Despite their historical differences, the global powers’ economic imaginaries have treated some capitalist dilemmas and contradictions in a similar way. For instance, in order to secure cost advantages at home and abroad, the US, Russia and China emphasised the importance of the wage as a cost of production. This meant that the US weakened collective labour power at home and moved its production abroad to low-wage countries. Russia used migrant labour from Central Asia to depress domestic wages and to be price competitive within the EAEU. China maintained tight controls on wages to secure its export-growth strategy.
The economic imaginaries also highlighted the role of the state to secure internal and external conditions for the valorisation of capital. Their integration into the world economy and the global circuit of capital partly explains these similarities. While there were differences in their treatment of rentier activities and collective production, they recognised the importance of capital as an abstract value in motion.

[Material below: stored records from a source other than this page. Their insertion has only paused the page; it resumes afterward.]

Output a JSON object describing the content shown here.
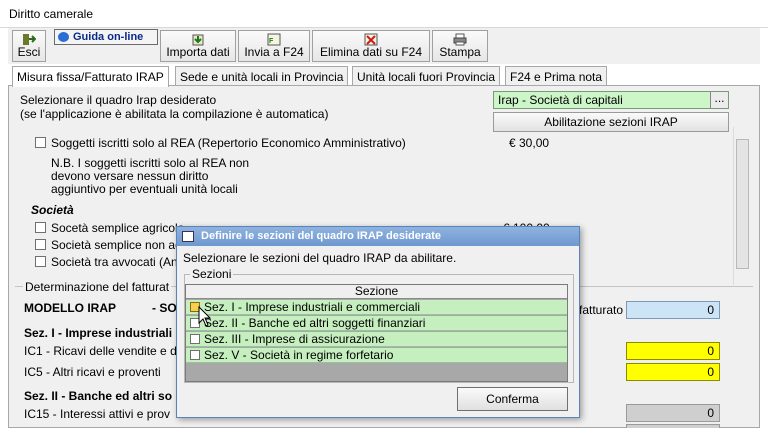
{
  "window": {
    "title": "Diritto camerale"
  },
  "toolbar": {
    "esci": "Esci",
    "guida": "Guida on-line",
    "importa": "Importa dati",
    "invia": "Invia a F24",
    "elimina": "Elimina dati su F24",
    "stampa": "Stampa"
  },
  "tabs": [
    {
      "label": "Misura fissa/Fatturato IRAP"
    },
    {
      "label": "Sede e unità locali in Provincia"
    },
    {
      "label": "Unità locali fuori Provincia"
    },
    {
      "label": "F24 e Prima nota"
    }
  ],
  "top": {
    "select_label": "Selezionare il quadro Irap desiderato",
    "select_note": "(se l'applicazione è abilitata la compilazione è automatica)",
    "quadro_value": "Irap - Società di capitali",
    "combo_button": "...",
    "abilitazione_button": "Abilitazione sezioni IRAP"
  },
  "rea": {
    "label": "Soggetti iscritti solo al REA (Repertorio Economico Amministrativo)",
    "amount": "€ 30,00",
    "note1": "N.B. I soggetti iscritti solo al REA non",
    "note2": "devono versare nessun diritto",
    "note3": "aggiuntivo per eventuali unità locali"
  },
  "societa": {
    "heading": "Società",
    "item1": "Socetà semplice agricola",
    "item1_amount": "€ 100,00",
    "item2": "Società semplice non ag",
    "item3": "Società tra avvocati (An"
  },
  "determinazione": {
    "heading": "Determinazione del fatturat",
    "modello": "MODELLO IRAP",
    "so": "- SO",
    "fatturato_label": "fatturato",
    "fatturato_value": "0",
    "sez1": "Sez. I - Imprese industriali",
    "ic1": "IC1 - Ricavi delle vendite e d",
    "ic1_value": "0",
    "ic5": "IC5 - Altri ricavi e proventi",
    "ic5_value": "0",
    "sez2": "Sez. II - Banche ed altri so",
    "ic15": "IC15 - Interessi attivi e prov",
    "ic15_value": "0",
    "gray_value": "0"
  },
  "modal": {
    "title": "Definire le sezioni del quadro IRAP desiderate",
    "description": "Selezionare le sezioni del quadro IRAP  da abilitare.",
    "group_label": "Sezioni",
    "column_header": "Sezione",
    "rows": [
      {
        "label": "Sez. I - Imprese industriali e commerciali",
        "checked": true
      },
      {
        "label": "Sez. II - Banche ed altri soggetti finanziari",
        "checked": false
      },
      {
        "label": "Sez. III - Imprese di assicurazione",
        "checked": false
      },
      {
        "label": "Sez. V - Società in regime forfetario",
        "checked": false
      }
    ],
    "confirm": "Conferma"
  }
}
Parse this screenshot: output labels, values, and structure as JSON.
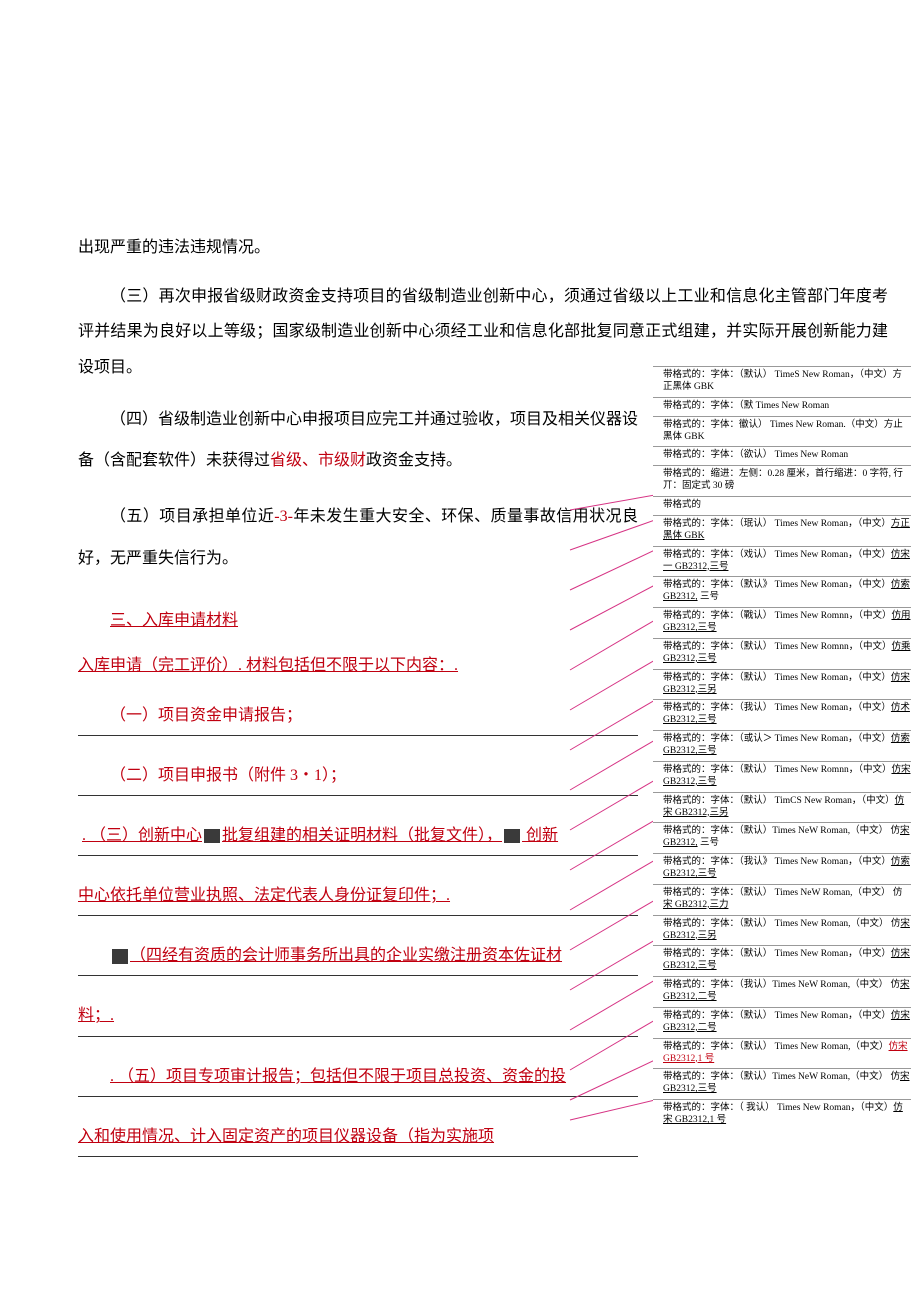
{
  "body": {
    "p1": "出现严重的违法违规情况。",
    "p2": "（三）再次申报省级财政资金支持项目的省级制造业创新中心，须通过省级以上工业和信息化主管部门年度考评并结果为良好以上等级；国家级制造业创新中心须经工业和信息化部批复同意正式组建，并实际开展创新能力建设项目。",
    "p3": "（四）省级制造业创新中心申报项目应完工并通过验收，项目及相关仪器设备（含配套软件）未获得过",
    "p3_red": "省级、市级财",
    "p3_tail": "政资金支持。",
    "p4_a": "（五）项目承担单位近",
    "p4_red": "-3-",
    "p4_b": "年未发生重大安全、环保、质量事故信用状况良好，无严重失信行为。",
    "heading": "三、入库申请材料",
    "intro": "入库申请（完工评价）. 材料包括但不限于以下内容：.",
    "item1": "（一）项目资金申请报告；",
    "item2": "（二）项目申报书（附件 3・1）；",
    "item3_a": ". （三）创新中心",
    "item3_b": "批复组建的相关证明材料（批复文件），",
    "item3_c": " 创新",
    "item3_line2": "中心依托单位营业执照、法定代表人身份证复印件；.",
    "item4_a": "（四经有资质的会计师事务所出具的企业实缴注册资本佐证材",
    "item4_b": "料；.",
    "item5_a": ". （五）项目专项审计报告；包括但不限于项目总投资、资金的投",
    "item5_b": "入和使用情况、计入固定资产的项目仪器设备（指为实施项"
  },
  "comments": [
    {
      "text": "带格式的：字体：（默认） TimeS New Roman，（中文）方正黑体 GBK"
    },
    {
      "text": "带格式的：字体：（默    Times  New Roman"
    },
    {
      "text": "带格式的：字体：徽认）   Times  New Roman.（中文）方止黑体 GBK"
    },
    {
      "text": "带格式的：字体：（欲认） Times  New Roman"
    },
    {
      "text": "带格式的：缩进：左侧：0.28 厘米，首行缩进：0 字符, 行丌：固定式 30 磅"
    },
    {
      "text": "带格式的"
    },
    {
      "text": "带格式的：字体：（珉认） Times New Roman，（中文）方正黑体 GBK",
      "underline": "方正黑体 GBK"
    },
    {
      "text": "带格式的：字体：（戏认） Times New Roman，（中文）仿宋一 GB2312,三号",
      "underline": "仿宋一 GB2312,三号"
    },
    {
      "text": "带格式的：字体：（默认》 Times New Roman，（中文）仿索 GB2312, 三号",
      "underline": "仿索 GB2312,"
    },
    {
      "text": "带格式的：字体：（戰认） Times New Romnn，（中文）仿用 GB2312,三号",
      "underline": "仿用 GB2312,三号"
    },
    {
      "text": "带格式的：字体：（默认） Times New Romnn，（中文）仿乘 GB2312,三号",
      "underline": "仿乘 GB2312,三号"
    },
    {
      "text": "带格式的：字体：（默认） Times New Roman，（中文）仿宋 GB2312,三另",
      "underline": "仿宋 GB2312,三另"
    },
    {
      "text": "带格式的：字体：（我认） Times New Roman，（中文）仿术 GB2312,三号",
      "underline": "仿术 GB2312,三号"
    },
    {
      "text": "带格式的：字体：（或认＞ Times New Roman，（中文）仿索 GB2312,三号",
      "underline": "仿索 GB2312,三号"
    },
    {
      "text": "带格式的：字体：（默认） Times New Romnn，（中文）仿宋 GB2312,三号",
      "underline": "仿宋 GB2312,三号"
    },
    {
      "text": "带格式的：字体：（默认） TimCS New Roman，（中文）仿宋 GB2312,三另",
      "underline": "仿宋 GB2312,三另"
    },
    {
      "text": "带格式的：字体：（默认）Times NeW Roman,（中文） 仿宋 GB2312, 三号",
      "underline": "宋 GB2312,"
    },
    {
      "text": "带格式的：字体：（我认》 Times New Roman，（中文）仿索 GB2312,三号",
      "underline": "仿索 GB2312,三号"
    },
    {
      "text": "带格式的：字体：（默认） Times NeW Roman,（中文） 仿宋 GB2312,三力",
      "underline": "宋 GB2312,三力"
    },
    {
      "text": "带格式的：字体：（默认） Times New Roman,（中文） 仿宋 GB2312,三另",
      "underline": "宋 GB2312,三另"
    },
    {
      "text": "带格式的：字体：（默认） Times New Roman，（中文）仿宋 GB2312,三号",
      "underline": "仿宋 GB2312,三号"
    },
    {
      "text": "带格式的：字体：（我认）Times NeW Roman,（中文） 仿宋 GB2312,二号",
      "underline": "宋 GB2312,二号"
    },
    {
      "text": "带格式的：字体：（默认） Times New Roman，（中文）仿宋 GB2312,二号",
      "underline": "仿宋 GB2312,二号"
    },
    {
      "text": "带格式的：字体：（默认）  Times New Roman,（中文）仿宋 GB2312,1 号",
      "underline": "仿宋 GB2312,1 号",
      "red": true
    },
    {
      "text": "带格式的：字体：（默认）Times NeW Roman,（中文） 仿宋 GB2312,三号",
      "underline": "宋 GB2312,三号"
    },
    {
      "text": "带格式的：字体：（ 我认） Times New Roman，（中文）仿宋 GB2312,1 号",
      "underline": "仿宋 GB2312,1 号"
    }
  ]
}
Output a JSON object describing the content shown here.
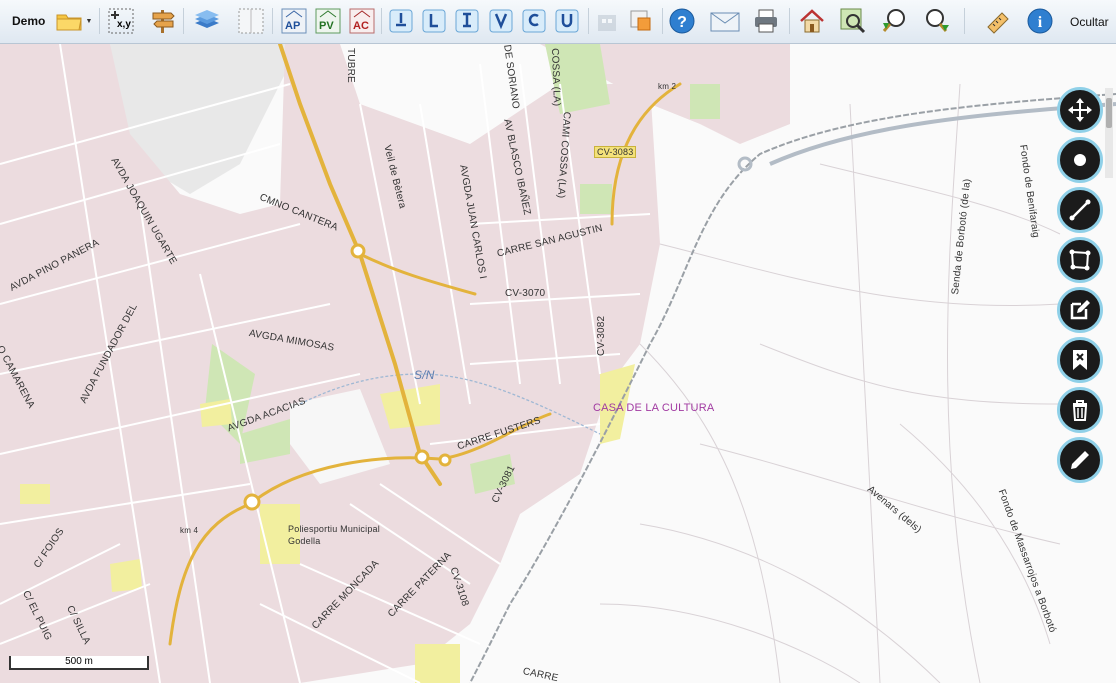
{
  "toolbar": {
    "title": "Demo",
    "hide_label": "Ocultar",
    "xy_label": "x,y",
    "ap_label": "AP",
    "pv_label": "PV",
    "ac_label": "AC"
  },
  "map": {
    "labels": {
      "avda_joaquin_ugarte": "AVDA JOAQUIN UGARTE",
      "avda_pino_panera": "AVDA PINO PANERA",
      "avda_fundador_del": "AVDA FUNDADOR DEL",
      "camarena": "O CAMARENA",
      "cmno_cantera": "CMNO CANTERA",
      "veil_de_betera": "Veil de Bètera",
      "avgda_juan_carlos": "AVGDA JUAN CARLOS I",
      "av_blasco_ibanez": "AV BLASCO IBAÑEZ",
      "de_soriano": "DE SORIANO",
      "cami_cossa": "CAMI COSSA (LA)",
      "cossa": "COSSA (LA)",
      "tubre": "TUBRE",
      "km2": "km 2",
      "cv3083": "CV-3083",
      "carre_san_agustin": "CARRE SAN AGUSTIN",
      "cv3070": "CV-3070",
      "cv3082": "CV-3082",
      "avgda_mimosas": "AVGDA MIMOSAS",
      "avgda_acacias": "AVGDA ACACIAS",
      "sn": "S/N",
      "casa_cultura": "CASA DE LA CULTURA",
      "carre_fusters": "CARRE FUSTERS",
      "cv3081": "CV-3081",
      "km4": "km 4",
      "polisportiu": "Poliesportiu Municipal",
      "godella": "Godella",
      "c_foios": "C/ FOIOS",
      "c_el_puig": "C/ EL PUIG",
      "c_silla": "C/ SILLA",
      "carre_moncada": "CARRE MONCADA",
      "carre_paterna": "CARRE PATERNA",
      "cv3108": "CV-3108",
      "carre_bottom": "CARRE",
      "senda_borboto": "Senda de Borbotó (de la)",
      "fondo_benifaraig": "Fondo de Benifaraig",
      "avenars": "Avenars (dels)",
      "fondo_massarrojos": "Fondo de Massarrojos a Borbotó"
    },
    "scale": "500 m"
  },
  "colors": {
    "urban": "#ecdcdf",
    "block_outline": "#ffffff",
    "main_road": "#e3b33c",
    "park": "#cfe6b5",
    "yellow_area": "#f2ef9f",
    "tool_bg": "#1b1b1b",
    "tool_ring": "#8fd0e8"
  }
}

The global powers’ economic imaginaries of Central Asia involved significant discursive, cultural and historical elements. The neoliberal discourse in the post-Soviet space was powerful, because market reforms were associated with broader economic and political values, such as choice, enterprise, individualism, freedom and pluralism. While Central Asia’s middle class groups found ideas of openness and competition attractive, the ruling elites were more cautious.
Despite ethnic and religious differences, EAEU member countries had strong cultural, linguistic and symbolic ties, because of their shared Soviet history, though this also caused Central Asia countries to be wary of reproducing any remnant of the past. China re-invented the historical connections between China and Central Asia, by comparing the BRI to the Silk Road’s ancient network of trade routes. But a history of territorial disputes and Chinese persecution of Turkic ethnic groups such as the Uyghurs have shaped regional distrust of Chinese expansion.
The political legitimacy of global powers’ economic imaginaries, or social fixes, have not gone unchallenged, partly because of negative effects in Central Asia. For instance, neoliberalisation in Kyrgyzstan generated social discontent over foreign and elite acquisition of assets, predatory lending practices and household indebtedness. After entering the EAEU, both Kazakhstan and Kyrgyzstan experienced economic difficulties. Households either bought inferior Russian commodities or paid higher prices for non-EAEU goods. Some Chinese-financed projects were embroiled in controversies over Central Asian kleptocracy. For example, Tajikistan’s ruling elites were accused of fraud when they transformed a BRI highway project into a toll road.